Annette’s Fibreglass and Figurines make sculptures of endangered and extinct birds to help draw people to the cause.
The sculptures will raise awareness of endangered birds and aid in protection to care of the bird population.
Allan April Dalley from Annette’s Fibreglass and Figurines spoke about his view on the sculptures made: “I think they [birds] all need a little bit of protection and help, any help.
“A good zoo is a good place, it’s a win-win, at the end of the day they’re dying, and it breaks my heart to see that. It’s terrible to see”.
The statues include animals such as: African greys, ferrets, dogs, ducks, parrots, puffins, and more UK known, kingfishers.
Some of the figurines were made by Maltese sculptor, Rachel Farrugia.
One of the sculptures includes a Dodo, which has been extinct for almost 30 years, was brought about by Mr Dalley and was made by a Polish sculptor.
Allan also spoke about the reason why he picked those statues: “The puffin is quite endangered now, as well as the awk, and the dodo are both extinct.
“People need to wake up and understand that they are going to miss all these wonderful things when they’re gone and then it’s too late.
“I think that we should do more to spread awareness if we can get some backers, we can make some bigger sculptures”.
The RSPB Wildlife Charity carry out conservation work across the world to protect habitats and save species. These donated sculptures are a benefit to help raise awareness of the decreasing the bird species.
Martin Cade is a keen birdwatcher towards migratory birds, ones that spend the winter in hotter places like Africa, and then come back to Britain to spend the summer and breed.

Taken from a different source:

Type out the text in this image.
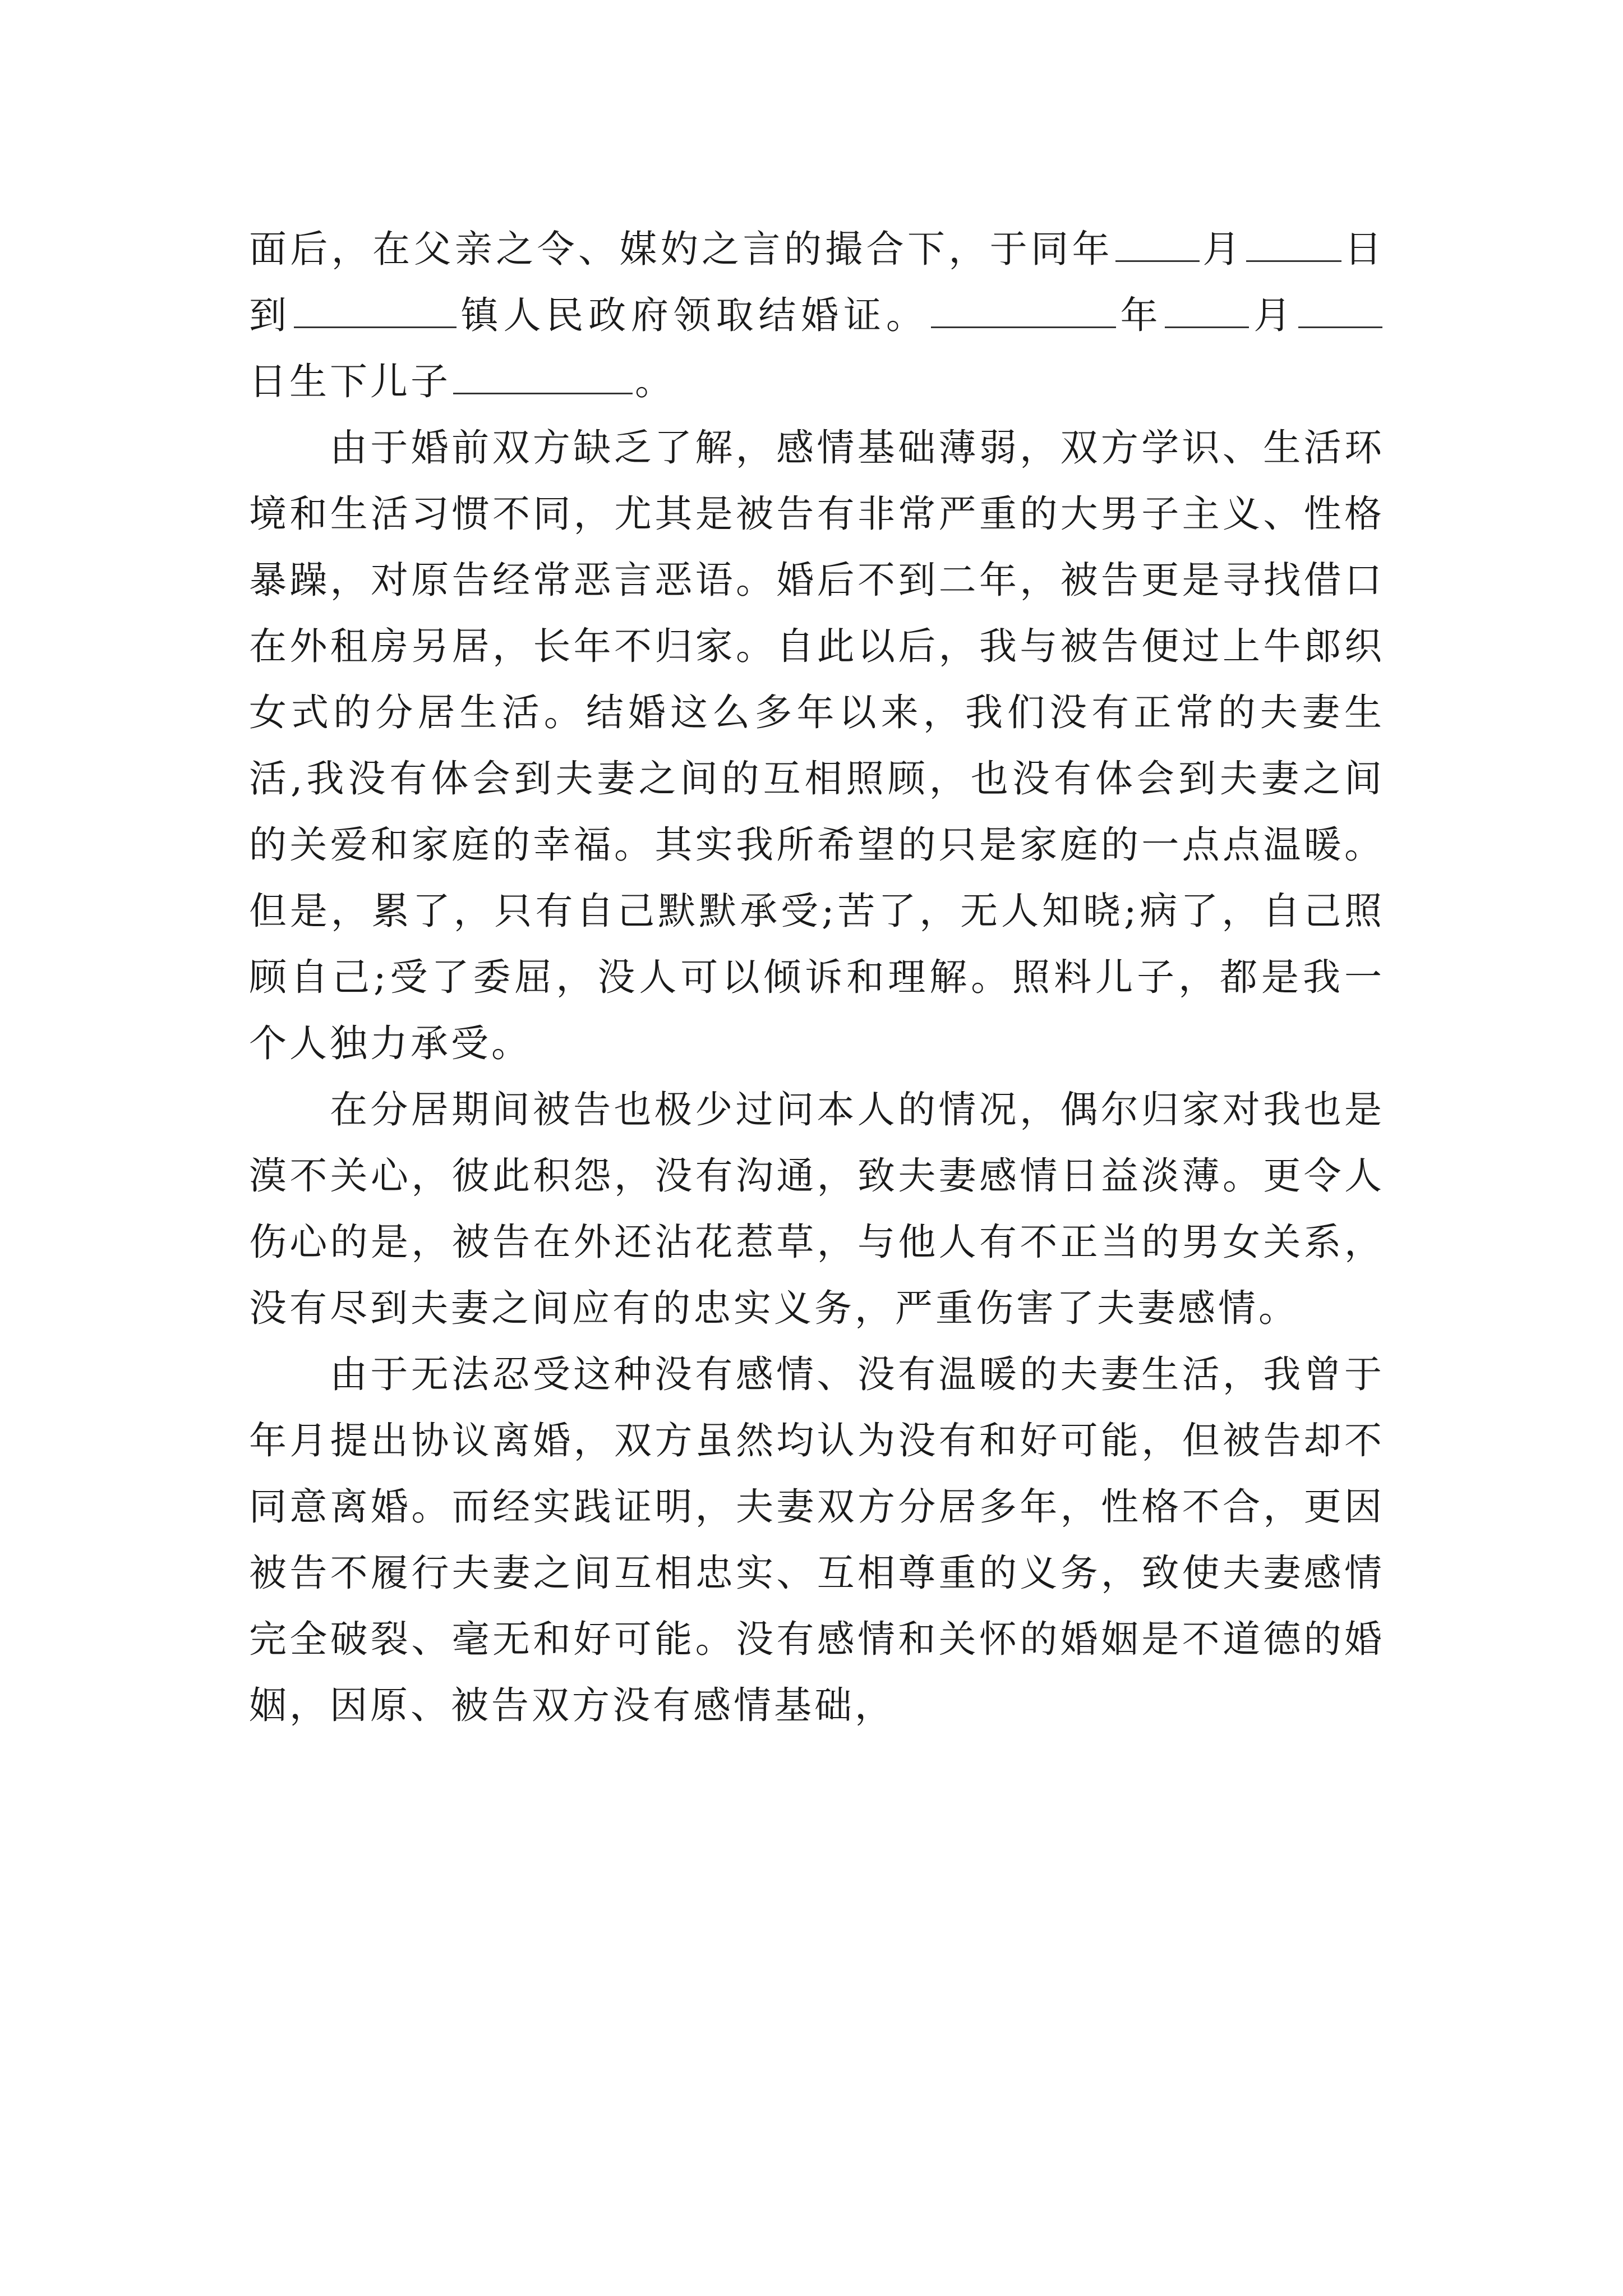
面后，在父亲之令、媒妁之言的撮合下，于同年 月	日到	镇人民政府领取结婚证。	年 月日生下儿子	。

由于婚前双方缺乏了解，感情基础薄弱，双方学识、生活环境和生活习惯不同，尤其是被告有非常严重的大男子主义、性格暴躁，对原告经常恶言恶语。婚后不到二年，被告更是寻找借口在外租房另居，长年不归家。自此以后，我与被告便过上牛郎织女式的分居生活。结婚这么多年以来，我们没有正常的夫妻生活,我没有体会到夫妻之间的互相照顾，也没有体会到夫妻之间的关爱和家庭的幸福。其实我所希望的只是家庭的一点点温暖。但是，累了，只有自己默默承受;苦了，无人知晓;病了，自己照顾自己;受了委屈，没人可以倾诉和理解。照料儿子，都是我一个人独力承受。

在分居期间被告也极少过问本人的情况，偶尔归家对我也是漠不关心，彼此积怨，没有沟通，致夫妻感情日益淡薄。更令人伤心的是，被告在外还沾花惹草，与他人有不正当的男女关系，没有尽到夫妻之间应有的忠实义务，严重伤害了夫妻感情。

由于无法忍受这种没有感情、没有温暖的夫妻生活，我曾于年月提出协议离婚，双方虽然均认为没有和好可能，但被告却不同意离婚。而经实践证明，夫妻双方分居多年，性格不合，更因被告不履行夫妻之间互相忠实、互相尊重的义务，致使夫妻感情完全破裂、毫无和好可能。没有感情和关怀的婚姻是不道德的婚姻，因原、被告双方没有感情基础，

He spoke about one of Britain’s only migratory birds, the turtle dove, and how they have decreased in population: “The turtle dove, which used to be very common, spends its summer in Africa, and its numbers have collapsed calamitously. It is very likely in the next few years will be on the edge of their range. It’s the more iconic one.
“It’s things like farming practices that are causing the drop, the turtle dove feasts on small seeds and wheat plants on the edge of crops, and as farmers are cleaning everything up, the turtle doves don’t have anything to feed on.
“The turtle dove is here, at home, and they’re disappearing in front of our eyes, which is a bit sad.”
The RSPB hope actions like these will help save endangered birds.